Intentional Bucket Errors

Scott Garrabrant

I want to illustrate a research technique that I use sometimes. (My actual motivation for writing this is to make it so that I don't feel as much like I need to defend myself when I use this technique.) I am calling it intentional bucket errors after a CFAR concept called bucket errors. Bucket errors is about noticing when multiple different concepts/questions are stored in your head as a single concept/question. Then, by noticing this, you can think about the different concepts/question separately.

What are Intentional Bucket Errors

Bucket errors are normally thought of as a bad thing. It has "errors" right in the name. However, I want to argue that bucket errors can sometimes be useful, and you might want to consider having some bucket errors on purpose. You can do this by taking multiple different concepts and just pretending that they are all the same. This usually only works if the concepts started out sufficiently close together.

Like many techniques that work by acting as though you believe something false, you should use this technique responsibly. The goal is to pretend that the concepts are the same to help you gain traction on thinking about them, but then to also be able to go back to inhabiting the world where they are actually different.

Why Use Intentional Bucket Errors

Why might you want to use intentional bucket errors? For one, maybe the concepts actually are the same, but they look different enough that you won't let yourself consider the possibility. I think this is especially likely to happen if the concepts are coming from very different fields or areas of your life. Sometimes it feels silly to draw strong connections between e.g. human rationality, AI alignment, evolution, economics, etc. but such connections can be useful.

Also I find this useful for gaining traction. There is something useful about constrained optimization for being able to start thinking about a problem. Sometimes it is harder to say something true and useful about X than it is to say something true and useful that simultaneously applies to X, Y, and Z. This is especially true when the concepts you are conflating are imagined solutions to problems.

For example, maybe I have an imagined solution to counterfactuals that has a hole in it that looks like understanding multi-level world models. Then, maybe I also have have an imagined solution to tiling that also has a hole in it that looks like understanding multi-level world models. I could view this as two separate problems. The desired properties of my MLWM theory for counterfactuals might be different from the desired properties for tiling. I have these two different holes I want to fill, and one strategy I have, which superficially looks like it makes the problem harder, is to try to find something that can fill both holes simultaneously. However, this can sometimes be easier because different use cases can help you triangulate the simple theory from which the specific solutions can be derived.
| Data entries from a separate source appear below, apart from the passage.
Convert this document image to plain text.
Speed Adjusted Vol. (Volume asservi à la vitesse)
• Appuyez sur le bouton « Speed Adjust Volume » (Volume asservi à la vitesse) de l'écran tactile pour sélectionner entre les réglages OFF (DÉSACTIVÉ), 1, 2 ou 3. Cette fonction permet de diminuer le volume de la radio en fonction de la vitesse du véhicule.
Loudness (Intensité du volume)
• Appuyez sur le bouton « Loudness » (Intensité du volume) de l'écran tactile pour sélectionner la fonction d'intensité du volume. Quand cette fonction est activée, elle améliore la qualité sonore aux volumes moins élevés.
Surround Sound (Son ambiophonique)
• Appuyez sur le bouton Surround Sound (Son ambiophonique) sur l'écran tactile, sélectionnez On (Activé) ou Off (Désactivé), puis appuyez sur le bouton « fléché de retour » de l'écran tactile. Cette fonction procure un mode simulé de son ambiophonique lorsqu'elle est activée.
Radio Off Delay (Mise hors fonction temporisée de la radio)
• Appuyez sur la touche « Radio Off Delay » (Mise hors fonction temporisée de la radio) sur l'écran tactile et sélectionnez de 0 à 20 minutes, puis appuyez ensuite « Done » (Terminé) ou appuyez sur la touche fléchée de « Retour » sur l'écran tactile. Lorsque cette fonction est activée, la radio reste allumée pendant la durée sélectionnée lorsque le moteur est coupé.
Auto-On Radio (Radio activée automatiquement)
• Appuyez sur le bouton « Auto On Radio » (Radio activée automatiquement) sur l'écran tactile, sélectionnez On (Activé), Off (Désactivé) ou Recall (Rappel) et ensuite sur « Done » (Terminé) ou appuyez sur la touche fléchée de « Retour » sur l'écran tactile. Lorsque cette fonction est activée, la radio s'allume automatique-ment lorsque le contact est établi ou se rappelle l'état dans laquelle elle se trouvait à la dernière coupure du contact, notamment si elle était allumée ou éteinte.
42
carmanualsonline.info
A lighter (maybe epistemically safer) version of intentional bucket errors is just to pay a bunch of attention to the connections between the concepts. This has its own advantages in that the relationships between the concepts might be interesting. However, I personally prefer to just throw them all in together, since this way I only have to work with one object, and it takes up fewer working memory slots while I'm thinking about it.

Examples

Here are a some recent examples where I feel like I have used something like this, to varying degrees.

How the MtG Color Wheel Explains AI Safety is obviously the product of conflating many things together without worrying too much about how all the clusters are wrong.

In How does Gradient Descent Interact with Goodhart, the question at the top about rocket designs and human approval is really very different from the experiments that I suggested, but I feel like learning about one might help my intuitions about the other. This was actually generated at the same time as I was thinking about Epistemic Tenure, which for me what partially about the expectation that there is good research and a correlated proxy of justifiable research, and even though our group idea selection mechanism is going to optimize for justifiable research, it is better if the inner optimization loops in the humans do not directly follow those incentives. The connection is a bit of a stretch in hindsight, but believing the connection was instrumental in giving me traction in thinking about all the problems.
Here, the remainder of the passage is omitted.